While initially envisioned as another major source of patient data, it is unclear what role regional health information exchanges will play in the future of EHR-based research. One of the original purposes of the Office of the National Coordinator of Health IT was to facilitate the development of regional health information organizations (RHIOs) that would facilitate health information exchange among stakeholders in their region’s health care system. These RHIOs were intended to provide the infrastructure for a national health information exchange. However, their development has faced a number of barriers, including many of challenges mentioned in this report in EHR-based research, particularly lack of resources for infrastructure.393 Further removal from the day-to-day patient care would make data quality and interpretation an additional challenge when using data from these regional exchanges for research. There have been examples, however, where regional health information exchanges have provided data for regional quality improvement efforts.394

Linking EHR and other electronic health data with other data sources

A number of other data sources may be linked with EHR data to provide additional information for research, as well as to validate information in the EHR available to identify and study small populations. Data linkage requires that at least one common identifier be available in both sources that can be used to link records. Unique identifiers that are commonly used to link data at the patient level include social security numbers, health insurance claim numbers, and medical record numbers. Hospital or area level identifiers may also be used for linkage to organizational or geographic level data. Commonly linked administrative databases include disease registries, claims files, survey data, provider files, and area-level data.395 Additional clinical information—such as genetic, care management, and social network information—also has the potential for linkage with EHR data for research. Several examples of additional data sources for EHR-based research are described below.

Patient Registries

An electronic data source that may be useful for research in combination with EHRs are patient registries, where uniform data are collected from multiple institutions in a central database for a population defined by a particular disease, condition, or exposure. This data may be directly pulled from EHRs or require manual entry based on information from the patient’s record. Registries are a simpler form of consolidated data. They include only a core set of relevant data elements for a specific purpose. Registries may be local, such as immunization registries or vital statistics departments that collect birth and death data. Death records may be particularly important because death is often difficult to determine from an EHR. There are also national registries, such as the CDC’s National Program of Cancer Registries, and the National Cancer Institute collects information on diagnosed cancer cases and cancer deaths simply to measure incidence and mortality.396 The Institute’s tumor registry adheres to national and accreditation standards and has specialized staff that pour through records in local registries looking for evidence of cancer, including blood cancers. Although labor intensive, it is currently more accurate to use a manual process to determine which records should be included in the registry. In contrast, an automated process to query the registry for records of interest may be used if the records included are already well validated. Local registries are often able to accept EHR data and accept edits from providers. One complication is that at times, data can be corrected in the registry but not in the EHR source data. Registries may collect some patient demographic data in order to determine whether certain populations bear a disproportionate burden of the disease.

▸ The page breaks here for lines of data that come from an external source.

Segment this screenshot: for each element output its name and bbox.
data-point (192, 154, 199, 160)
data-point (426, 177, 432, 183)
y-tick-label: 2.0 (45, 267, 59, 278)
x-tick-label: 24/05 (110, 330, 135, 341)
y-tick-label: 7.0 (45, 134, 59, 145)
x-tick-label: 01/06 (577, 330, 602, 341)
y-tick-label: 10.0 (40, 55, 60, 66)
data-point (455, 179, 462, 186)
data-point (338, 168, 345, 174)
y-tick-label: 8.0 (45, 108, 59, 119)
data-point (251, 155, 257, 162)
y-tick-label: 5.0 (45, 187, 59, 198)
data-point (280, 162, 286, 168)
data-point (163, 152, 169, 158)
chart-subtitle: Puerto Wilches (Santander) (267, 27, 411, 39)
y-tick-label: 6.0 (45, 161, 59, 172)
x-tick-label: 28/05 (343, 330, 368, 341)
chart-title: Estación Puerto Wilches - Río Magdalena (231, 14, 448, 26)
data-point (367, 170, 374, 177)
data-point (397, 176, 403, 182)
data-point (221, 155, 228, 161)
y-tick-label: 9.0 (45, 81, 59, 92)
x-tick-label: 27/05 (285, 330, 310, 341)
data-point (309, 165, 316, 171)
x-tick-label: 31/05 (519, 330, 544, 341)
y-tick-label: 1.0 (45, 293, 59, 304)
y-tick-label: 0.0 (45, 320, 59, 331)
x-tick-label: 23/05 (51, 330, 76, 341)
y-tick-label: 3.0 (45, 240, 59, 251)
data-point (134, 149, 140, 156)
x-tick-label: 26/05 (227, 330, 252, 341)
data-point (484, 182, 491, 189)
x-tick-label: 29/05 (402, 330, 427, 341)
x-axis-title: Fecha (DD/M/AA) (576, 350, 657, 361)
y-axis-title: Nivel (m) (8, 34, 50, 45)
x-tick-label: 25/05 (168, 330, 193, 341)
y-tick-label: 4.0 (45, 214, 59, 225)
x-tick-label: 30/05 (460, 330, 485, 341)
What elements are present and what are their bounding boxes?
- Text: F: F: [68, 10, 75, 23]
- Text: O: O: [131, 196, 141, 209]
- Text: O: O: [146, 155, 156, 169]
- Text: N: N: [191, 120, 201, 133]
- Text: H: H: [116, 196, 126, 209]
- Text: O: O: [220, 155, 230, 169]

Information from registries has been linked to EHR data in order to identify patients with specific conditions. For example, in one study a tumor registry was linked to the Cancer Research Network’s distributed data warehouse to identify cancer cases. Race and ethnicity in this study were extracted from cancer registries as well. This study was able to look across eight years of data to examine whether someone’s health care utilization increases directly prior to diagnosis of a new primary cancer.397 The ability to look back to before patients were diagnosed with a certain condition is another unique benefit of research using EHR data and has the potential to improve our ability to identify patients who are at greatest risk of disease to improve targeting for preventive interventions.

Registries can also be linked to EHR data for data validation, such as was done in one study that linked clinical databases with a cancer registry to confirm cases of cancer. In this particular study, they found that 98.9 percent of cases overlapped. The use of multiple data sources presents opportunities to improve data quality for research. For example, addition of death data from a cancer registry to the clinical database allowed for more accurate stage-specific and overall survival figures.398

While registries and EHRs can combine to provide a fuller picture, like EHRs, patient registry data may be incomplete as well. It remains a challenge both to motivate clinicians to participate in registries and to facilitate easy transfer of information from patient records into the registry.399 Some studies have suggested there may be systematic bias when using only records that can be matched between multiple data sources, such as EHRs and registries. A review of the literature around this topic found a number of patient or population factors such as age, sex, race, geography, socio-economic status and health status that may be associated with incomplete data linkage. This association may result in a systematic bias among clinical outcomes reported from such studies.400

An additional limitation of some registries such as the National Cancer Institute’s Surveillance Epidemiology and End Results (SEER) registries is that they do not identify the recurrence of cancer. Researchers at Kaiser Permanente are trying to address this gap by looking for utilization clusters in claims as well as digital images to identify recurrence. The potential to use pattern recognition to analyze digital images may increase the accuracy of automated approaches to identify cancer incidence for registries and other purposes, potentially finding more than the human eye could have recognized.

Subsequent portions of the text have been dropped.